Wormholes have been described and accepted theoretically by scientists. They are about 10 to the minus 33 centimetres in diameter; with a duration of 10 to the minus 43 seconds. You can create a wormhole by heating a volume of space to 10 to the 27th degrees Kelvin or compressing some matter down to the black hole or neutron star densities.

(Don’t try this at home.)

Heisenberg stated the ‘uncertainty principle.’ It is a statement of probabilities, and uncertainties. You know the electron must be there, but you can never say where it will be at any given point in time.

According to the Feynham diagrams, when a particle goes from point A to point B, it splits into two and one of them must being going into a separate universe. Essentially what he’s saying is that a particle can be in two places at once—something even a ghost can’t do. A diagram of all possible paths the particle may take looks like a girl’s braid of hair. Just as when you sprinkle iron filings around a magnet, revealing magnetic lines of force, it has been postulated that there are temporal lines of force.

If you follow the lines of force—i.e. timelines, no problem. If you cross the temporal lines of force, energy builds up and a puncture is made in the fabric of time. At some point there is too great an imbalance in the system, but reality heals the wounds made in itself.

An object crossing time lines builds up potential as it moves. The pull of an object snapping back to its own time would release a huge amount of energy in the space-time continuum or matrix. Hence the mass limitations, which permits only very small objects such as the particles mentioned in the vacuum fluctuations part of our theory. Time is subjective, perhaps even imaginary. Time is closely linked to our perception of it, although many would tell you ‘there is only one moment’ is a fundamental truth. This is the ‘past is gone, the future never gets here’ line of thought. Perception is reality, truth very often depends on who you ask—or who is asking.

If you burn 100g of matter, you may well end up with 10g of ash, and release 90g of gasses, which should be confirmed by Avogadro’s Law. If you put 100 Newtons of energy into a system, you shouldn’t get any more than 100 Newtons out of it. A body at rest tends to remain at rest unless some external force acts upon it.

Does time follow the laws of conservation? One might assume that it does, however, if we know anything at all about the universe, is that ‘anything is possible.’

This may be written as a corollary of Murphy’s Law; “If anything can happen, it probably will eventually,” in a universe where nothing is impossible. If we believe that the universe sprang forth from a singularity, either time existed before it, or it was created at that moment. Also, was space created at this time? Or did it exist previously, therefore giving the new universe somewhere to expand into? If space existed previously, what existed outside of the point of singularity?

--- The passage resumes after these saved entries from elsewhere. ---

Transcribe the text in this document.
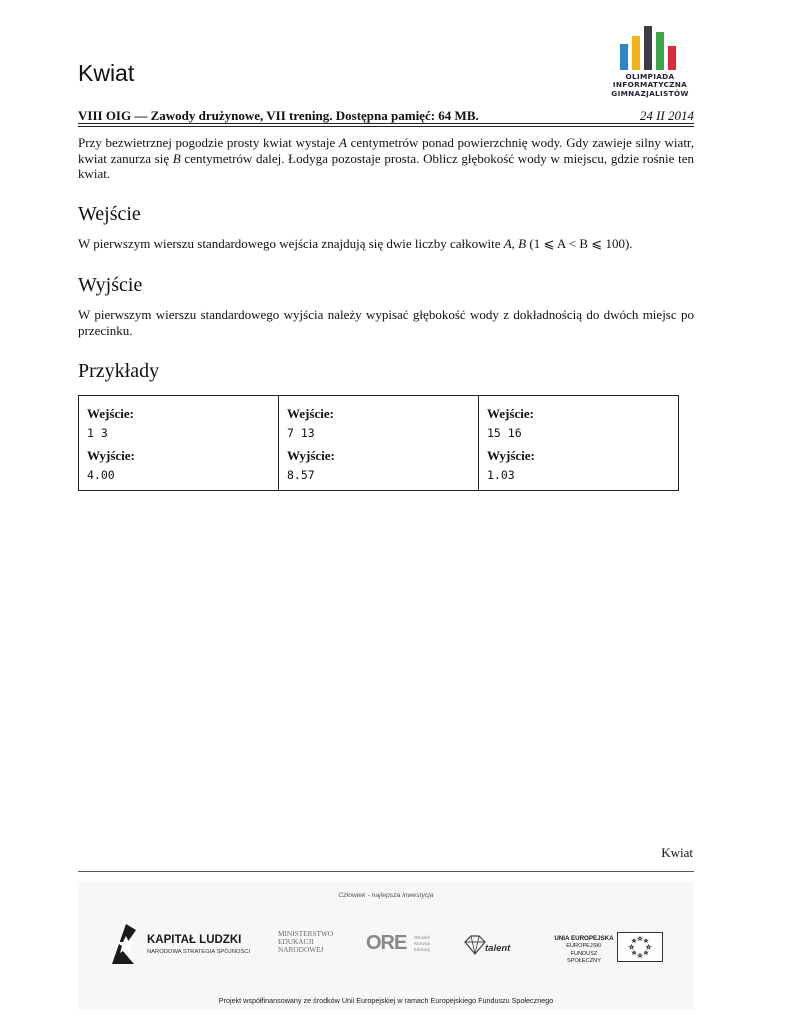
Kwiat	OLIMPIADA
INFORMATYCZNA
GIMNAZJALISTÓW
VIII OIG — Zawody drużynowe, VII trening. Dostępna pamięć: 64 MB.	24 II 2014

Przy bezwietrznej pogodzie prosty kwiat wystaje A centymetrów ponad powierzchnię wody. Gdy zawieje silny wiatr, kwiat zanurza się B centymetrów dalej. Łodyga pozostaje prosta. Oblicz głębokość wody w miejscu, gdzie rośnie ten kwiat.

Wejście

W pierwszym wierszu standardowego wejścia znajdują się dwie liczby całkowite A, B (1 ⩽ A < B ⩽ 100).

Wyjście

W pierwszym wierszu standardowego wyjścia należy wypisać głębokość wody z dokładnością do dwóch miejsc po przecinku.

Przykłady
Wejście:
1 3
Wyjście:
4.00
Wejście:
7 13
Wyjście:
8.57
Wejście:
15 16
Wyjście:
1.03
Kwiat
Człowiek - najlepsza inwestycja
KAPITAŁ LUDZKI
NARODOWA STRATEGIA SPÓJNOŚCI
MINISTERSTWO
EDUKACJI
NARODOWEJ	ORE Ośrodek
Rozwoju
Edukacji	talent
UNIA EUROPEJSKA
EUROPEJSKI
FUNDUSZ SPOŁECZNY
Projekt współfinansowany ze środków Unii Europejskiej w ramach Europejskiego Funduszu Społecznego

If time sprang forth from the singularity, there is no such thing as a parallel universe, they must all be on a slight angle from each other, although there might be an infinite number of alternate universes. Each of these would be reality to an observer encapsulated within them. At one time, philosophy and mathematics were closely linked, but they have tended to drift apart. In a world of increasing specialization, no one has the ‘big-picture overview.’ This is indeed unfortunate.

A friend of mine once went to the library and took out a book on metaphysics. He returned it a day later, and the librarian asked him what was wrong with it.

“The damned thing’s all about religion,” he told her.

Recently Stephen Hawking postulated that the universe might have come into being without help from God. Yet a news report in the last year or two noted that scientists, I think this was at CERN, were looking for 'the elusive God-particles,' which may help to account for the breakdown in conventional physical theories at the quantum or nanoscpoic level.

What if time exists in discrete, 'quanta' or particles, particles which share some of the characteristics of a wave?

Is time a dotted line, and if so, what happens in the gaps?

(Editor's Note: Compiled from sources. Louis really isn't that smart.)